Of course, he achieves his aim, but this is by means of passing some kind of moral litmus test of doing something right even though it’s not something he wants to do. The implication is that our highest moral deeds are those which are done in the face of extreme distaste.
That’s a great shame for people like Mother Theresa whose entire life’s work count for nothing because they actually love people and want to help them. Bummer. Yep, next time I actually want to inconvenience myself for the sake of others, I’ll think twice before doing so and wait until I really, really, deep, deep down in my heart don’t want to at all. Then it will count.
But, count for what exactly? For nothing at all of course. Kingsley seems to have believed that you attain some kind of moral status by piling up good actions one after another (all without wanting to of course). What a sad fallacy for such an intelligent man to propound. No matter what we do in this life, we’re all so far short of moral perfection that we all pretty much look the same from the viewpoint of moral purity.
Anyway, all loose ends are neatly tied up and put to bed with a kiss and a warm glass of milk. Then, after having said repeatedly every other paragraph that just because someone says something is not true, that doesn’t mean it isn’t, the epilogue tells you not to bother believing a word of anything you’ve just read even if it is true. Great. Thanks.

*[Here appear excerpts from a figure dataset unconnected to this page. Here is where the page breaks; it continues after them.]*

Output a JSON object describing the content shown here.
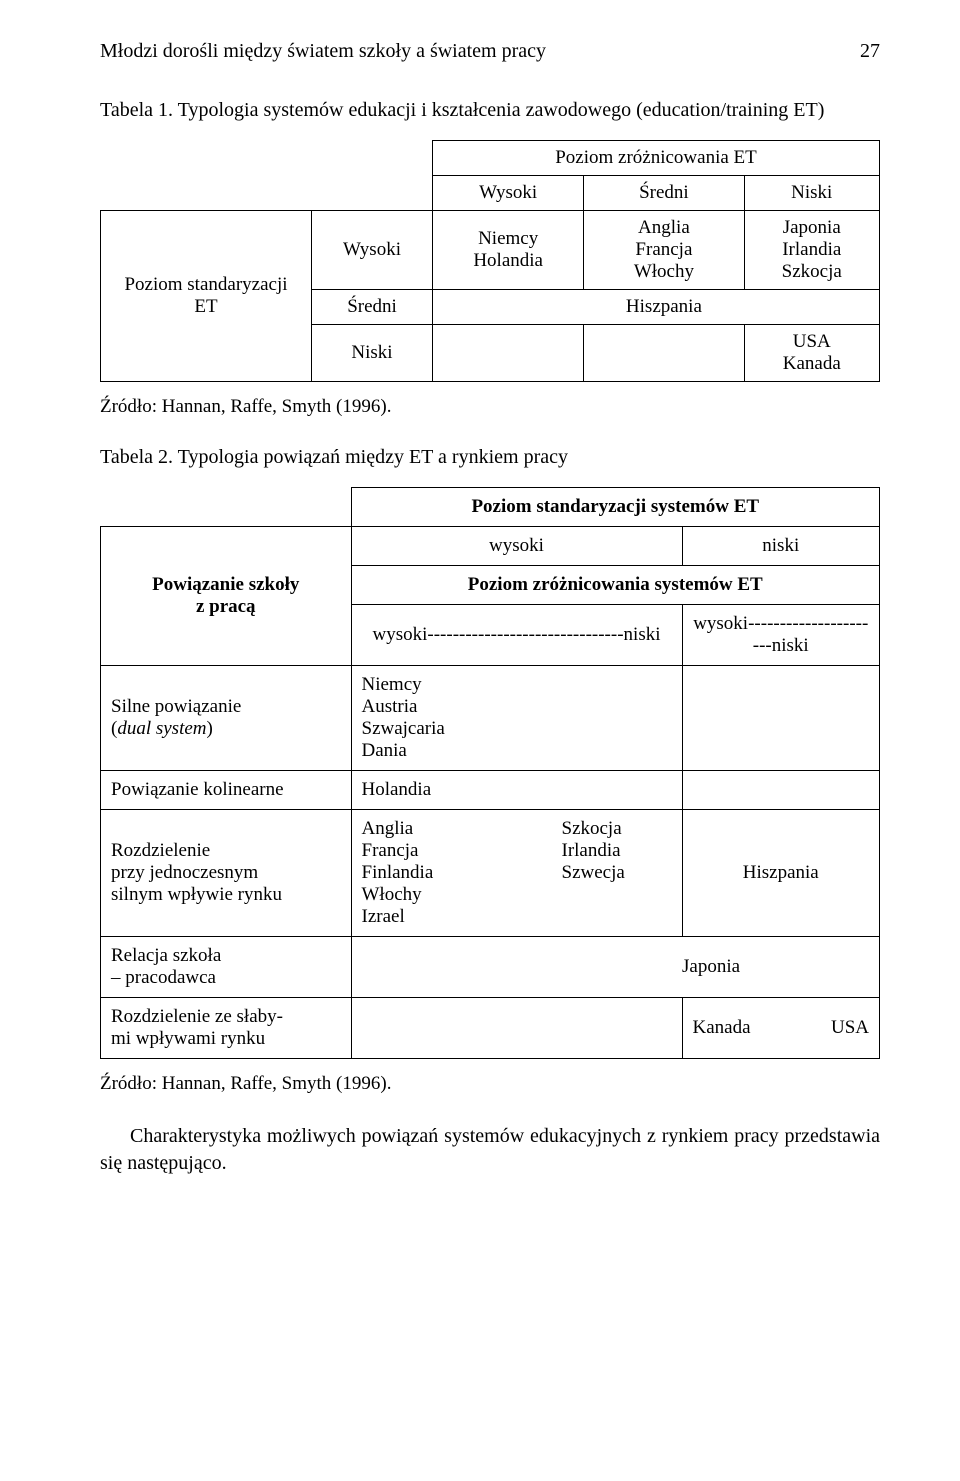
{
  "header": {
    "title": "Młodzi dorośli między światem szkoły a światem pracy",
    "page_number": "27"
  },
  "table1": {
    "caption_label": "Tabela 1. ",
    "caption_text": "Typologia systemów edukacji i kształcenia zawodowego (education/training ET)",
    "col_group_header": "Poziom zróżnicowania ET",
    "cols": {
      "c1": "Wysoki",
      "c2": "Średni",
      "c3": "Niski"
    },
    "row_group_header": "Poziom standaryzacji ET",
    "rows": {
      "r1": "Wysoki",
      "r2": "Średni",
      "r3": "Niski"
    },
    "cells": {
      "r1c1": "Niemcy\nHolandia",
      "r1c2": "Anglia\nFrancja\nWłochy",
      "r1c3": "Japonia\nIrlandia\nSzkocja",
      "r2c2": "Hiszpania",
      "r3c3": "USA\nKanada"
    },
    "source": "Źródło: Hannan, Raffe, Smyth (1996)."
  },
  "table2": {
    "caption_label": "Tabela 2. ",
    "caption_text": "Typologia powiązań między ET a rynkiem pracy",
    "header1": "Poziom standaryzacji systemów ET",
    "header2_left": "wysoki",
    "header2_right": "niski",
    "header3": "Poziom zróżnicowania systemów ET",
    "header4_left": "wysoki-------------------------------niski",
    "header4_right": "wysoki----------------------niski",
    "row_header": "Powiązanie szkoły\nz pracą",
    "rows": {
      "r1_label": "Silne powiązanie\n(dual system)",
      "r1_c1": "Niemcy\nAustria\nSzwajcaria\nDania",
      "r2_label": "Powiązanie kolinearne",
      "r2_c1": "Holandia",
      "r3_label": "Rozdzielenie\nprzy jednoczesnym\nsilnym wpływie rynku",
      "r3_col1": "Anglia\nFrancja\nFinlandia\nWłochy\nIzrael",
      "r3_col2": "Szkocja\nIrlandia\nSzwecja",
      "r3_right": "Hiszpania",
      "r4_label": "Relacja szkoła\n– pracodawca",
      "r4_mid": "Japonia",
      "r5_label": "Rozdzielenie ze słaby-\nmi wpływami rynku",
      "r5_right_a": "Kanada",
      "r5_right_b": "USA"
    },
    "source": "Źródło: Hannan, Raffe, Smyth (1996)."
  },
  "body_paragraph": "Charakterystyka możliwych powiązań systemów edukacyjnych z rynkiem pracy przedstawia się następująco."
}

Alice In Wonderland and Through the Looking Glass are so, so much better at giving us a satirical insight into ourselves and our lives than The Water Babies there’s hardly any comparison between them. Lewis Carrol was a genius who took Kingsley’s timebound witterings and made them into a timeless literary classic which both children and adults will treasure for hundreds of years to come, long after the last person has read that pointless last line of The Water Babies for the last time in human history.